Sample No. No. 31 had a low proof stress because the holding temperature in the homogenization treatment was too low, and peeling of the surface was recognized after extrusion, and it was determined to be unacceptable.
Sample No. No. 32 was judged to be unacceptable because the holding temperature in the homogenization treatment was too high, resulting in a decrease in the area ratio of the fibrous structure, resulting in a decrease in yield strength.

  Sample No. No. 33 was judged to be unacceptable because the holding time in the homogenization treatment was too short, so that the proof stress was low, and surface exfoliation was observed after extrusion.

Sample No. No. 34 determined that the proof stress was unacceptable because the ingot temperature before hot extrusion was too low.
Sample No. In 35, since the ingot temperature before hot extrusion was too high, peeling of the surface was recognized after extrusion, and it was determined to be unacceptable.

  Sample No. No. 36 determined that the yield strength was unacceptable because the cooling rate in the rapid cooling treatment was too small.

  Sample No. In No. 37, the temperature of the extruded material after completion of the rapid cooling treatment was too high, so the proof stress was determined to be unacceptable.

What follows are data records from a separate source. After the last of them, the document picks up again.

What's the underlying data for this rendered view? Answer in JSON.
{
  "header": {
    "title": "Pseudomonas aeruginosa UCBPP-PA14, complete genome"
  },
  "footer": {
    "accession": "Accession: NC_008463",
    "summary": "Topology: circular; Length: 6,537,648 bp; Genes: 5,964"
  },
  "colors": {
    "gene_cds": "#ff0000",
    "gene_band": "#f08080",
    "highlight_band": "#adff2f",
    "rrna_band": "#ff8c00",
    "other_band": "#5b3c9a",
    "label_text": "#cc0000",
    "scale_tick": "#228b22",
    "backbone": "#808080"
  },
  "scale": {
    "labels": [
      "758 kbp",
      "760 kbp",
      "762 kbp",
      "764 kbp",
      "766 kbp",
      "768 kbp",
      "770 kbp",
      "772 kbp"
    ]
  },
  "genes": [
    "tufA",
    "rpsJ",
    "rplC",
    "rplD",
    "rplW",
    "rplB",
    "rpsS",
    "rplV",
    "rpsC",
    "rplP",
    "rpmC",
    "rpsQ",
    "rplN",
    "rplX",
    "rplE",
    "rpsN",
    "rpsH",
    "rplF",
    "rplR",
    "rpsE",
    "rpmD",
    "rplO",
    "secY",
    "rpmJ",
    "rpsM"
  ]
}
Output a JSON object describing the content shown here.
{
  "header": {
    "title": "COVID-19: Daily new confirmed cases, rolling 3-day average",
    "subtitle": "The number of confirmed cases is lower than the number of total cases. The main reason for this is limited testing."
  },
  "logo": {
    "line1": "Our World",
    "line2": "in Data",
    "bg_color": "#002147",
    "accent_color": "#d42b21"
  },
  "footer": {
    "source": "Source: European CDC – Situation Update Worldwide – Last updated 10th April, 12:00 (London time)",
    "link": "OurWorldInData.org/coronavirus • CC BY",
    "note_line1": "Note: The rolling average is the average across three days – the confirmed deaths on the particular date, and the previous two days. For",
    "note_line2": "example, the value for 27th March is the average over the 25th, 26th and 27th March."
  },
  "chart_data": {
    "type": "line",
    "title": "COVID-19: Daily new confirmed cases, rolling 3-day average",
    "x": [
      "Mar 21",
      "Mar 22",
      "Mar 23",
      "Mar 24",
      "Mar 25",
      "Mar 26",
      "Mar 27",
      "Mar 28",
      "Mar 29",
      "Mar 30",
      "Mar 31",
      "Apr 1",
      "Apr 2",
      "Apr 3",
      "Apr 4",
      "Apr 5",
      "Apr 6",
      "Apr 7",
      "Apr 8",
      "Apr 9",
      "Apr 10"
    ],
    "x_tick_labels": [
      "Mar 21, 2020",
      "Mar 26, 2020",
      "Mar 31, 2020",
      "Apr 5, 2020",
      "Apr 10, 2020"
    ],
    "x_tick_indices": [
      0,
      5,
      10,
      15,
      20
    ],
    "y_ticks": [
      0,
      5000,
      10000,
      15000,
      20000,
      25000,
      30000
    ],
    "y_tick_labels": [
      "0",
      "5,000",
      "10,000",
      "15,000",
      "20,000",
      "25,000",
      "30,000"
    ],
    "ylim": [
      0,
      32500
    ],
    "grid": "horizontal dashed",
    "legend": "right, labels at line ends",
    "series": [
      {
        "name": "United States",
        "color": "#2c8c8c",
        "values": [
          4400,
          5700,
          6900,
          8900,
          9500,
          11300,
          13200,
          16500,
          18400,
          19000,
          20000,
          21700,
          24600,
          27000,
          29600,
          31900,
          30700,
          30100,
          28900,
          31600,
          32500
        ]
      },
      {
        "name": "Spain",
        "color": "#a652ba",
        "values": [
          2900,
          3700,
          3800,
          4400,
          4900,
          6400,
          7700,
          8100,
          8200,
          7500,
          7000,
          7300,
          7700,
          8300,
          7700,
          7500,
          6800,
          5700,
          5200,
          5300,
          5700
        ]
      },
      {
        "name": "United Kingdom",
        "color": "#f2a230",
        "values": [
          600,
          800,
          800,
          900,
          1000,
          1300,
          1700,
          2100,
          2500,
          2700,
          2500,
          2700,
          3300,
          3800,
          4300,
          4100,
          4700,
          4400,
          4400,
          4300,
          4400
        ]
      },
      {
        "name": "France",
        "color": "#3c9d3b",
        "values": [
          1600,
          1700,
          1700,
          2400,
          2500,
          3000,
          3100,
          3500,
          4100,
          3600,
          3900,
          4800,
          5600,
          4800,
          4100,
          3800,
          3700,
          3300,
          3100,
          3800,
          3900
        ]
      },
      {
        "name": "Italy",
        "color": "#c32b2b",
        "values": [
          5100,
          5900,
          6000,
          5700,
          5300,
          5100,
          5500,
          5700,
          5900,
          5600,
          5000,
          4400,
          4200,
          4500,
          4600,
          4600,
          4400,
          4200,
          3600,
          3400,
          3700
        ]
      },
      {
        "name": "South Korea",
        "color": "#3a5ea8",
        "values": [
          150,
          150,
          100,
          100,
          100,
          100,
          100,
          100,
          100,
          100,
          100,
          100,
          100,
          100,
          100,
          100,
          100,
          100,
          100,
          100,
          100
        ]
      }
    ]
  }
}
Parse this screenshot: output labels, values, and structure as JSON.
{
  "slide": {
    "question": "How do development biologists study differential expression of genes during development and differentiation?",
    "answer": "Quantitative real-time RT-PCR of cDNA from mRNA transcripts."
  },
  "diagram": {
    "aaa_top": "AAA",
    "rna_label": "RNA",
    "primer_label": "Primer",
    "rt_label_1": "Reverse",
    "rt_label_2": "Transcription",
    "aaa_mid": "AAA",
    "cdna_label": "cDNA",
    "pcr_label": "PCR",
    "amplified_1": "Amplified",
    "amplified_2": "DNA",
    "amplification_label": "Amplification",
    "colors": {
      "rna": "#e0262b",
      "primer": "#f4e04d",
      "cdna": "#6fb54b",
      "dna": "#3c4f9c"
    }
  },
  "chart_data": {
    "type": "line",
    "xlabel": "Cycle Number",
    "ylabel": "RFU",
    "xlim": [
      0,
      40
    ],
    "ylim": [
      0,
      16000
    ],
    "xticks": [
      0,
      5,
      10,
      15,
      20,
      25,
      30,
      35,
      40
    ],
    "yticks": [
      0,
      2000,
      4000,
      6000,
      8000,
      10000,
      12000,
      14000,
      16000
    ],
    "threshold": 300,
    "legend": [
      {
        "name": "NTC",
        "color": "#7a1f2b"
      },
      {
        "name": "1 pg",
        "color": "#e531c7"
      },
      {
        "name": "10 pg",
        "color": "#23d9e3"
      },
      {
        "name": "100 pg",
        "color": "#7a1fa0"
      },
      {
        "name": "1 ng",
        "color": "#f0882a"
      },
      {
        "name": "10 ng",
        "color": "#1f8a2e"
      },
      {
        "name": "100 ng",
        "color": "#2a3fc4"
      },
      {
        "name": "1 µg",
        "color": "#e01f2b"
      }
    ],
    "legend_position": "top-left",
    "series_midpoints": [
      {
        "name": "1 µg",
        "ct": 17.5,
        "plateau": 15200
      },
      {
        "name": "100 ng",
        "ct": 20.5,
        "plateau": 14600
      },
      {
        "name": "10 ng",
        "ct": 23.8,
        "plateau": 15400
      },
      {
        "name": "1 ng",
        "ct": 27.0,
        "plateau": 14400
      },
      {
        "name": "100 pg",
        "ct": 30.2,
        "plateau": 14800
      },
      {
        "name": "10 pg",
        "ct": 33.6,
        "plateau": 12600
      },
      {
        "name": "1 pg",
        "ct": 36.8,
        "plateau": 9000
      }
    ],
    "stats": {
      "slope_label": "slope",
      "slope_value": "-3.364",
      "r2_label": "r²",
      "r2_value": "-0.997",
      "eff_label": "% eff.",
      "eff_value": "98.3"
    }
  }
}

  Sample No. 38 and no. No. 39 was determined to have failed proof stress because the treatment time and treatment temperature in the aging treatment were outside the above specific range.

Claims (3)

Si: 0.70 to 1.3% (mass%, the same applies hereinafter), Mg: 0.45 to 1.2%, Cu: 0.15 to less than 0.40%, Mn: 0.10 to 0.40 %, Cr: 0.06% or less (excluding 0%), Zr: 0.05 to 0.20%, Ti: 0.005 to 0.15%, Fe: 0.30% or less, V: restricted to 0.01% or less, having a chemical component consisting of the balance Al and inevitable impurities,
The crystallized particle size is regulated to 5 μm or less,
A high-strength aluminum alloy extruded material, wherein the area ratio of the fibrous structure in a cross section parallel to the hot extrusion direction is 95% or more.   The high-strength aluminum alloy extruded material according to claim 1, wherein the high-strength aluminum alloy extruded material is used as a structural member for a vehicle. Si: 0.70 to 1.3% (mass%, the same applies hereinafter), Mg: 0.45 to 1.2%, Cu: 0.15 to less than 0.40%, Mn: 0.10 to 0.40 %, Cr: 0.06% or less (excluding 0%), Zr: 0.05 to 0.20%, Ti: 0.005 to 0.15%, Fe: 0.30% or less, V: Restricted to 0.01% or less, producing an ingot having a chemical component composed of the balance Al and inevitable impurities,
A homogenization treatment is performed in which the ingot is held at a temperature of 450 ° C. or higher and lower than 500 ° C. for 2 to 30 hours,
Then, in the state where the temperature of the ingot at the start of processing is 480 ° C. to 540 ° C., the ingot is subjected to hot extrusion to obtain an extruded material,
While the temperature of the extruded material is 480 ° C. or higher, it is rapidly cooled to 150 ° C. or lower at a cooling rate of 2 to 100 ° C./second,
Then, the manufacturing method of the high-strength aluminum alloy extrusion material characterized by performing the aging treatment which heats the said extrusion material at the temperature of 150 to 200 degreeC for 1 to 24 hours.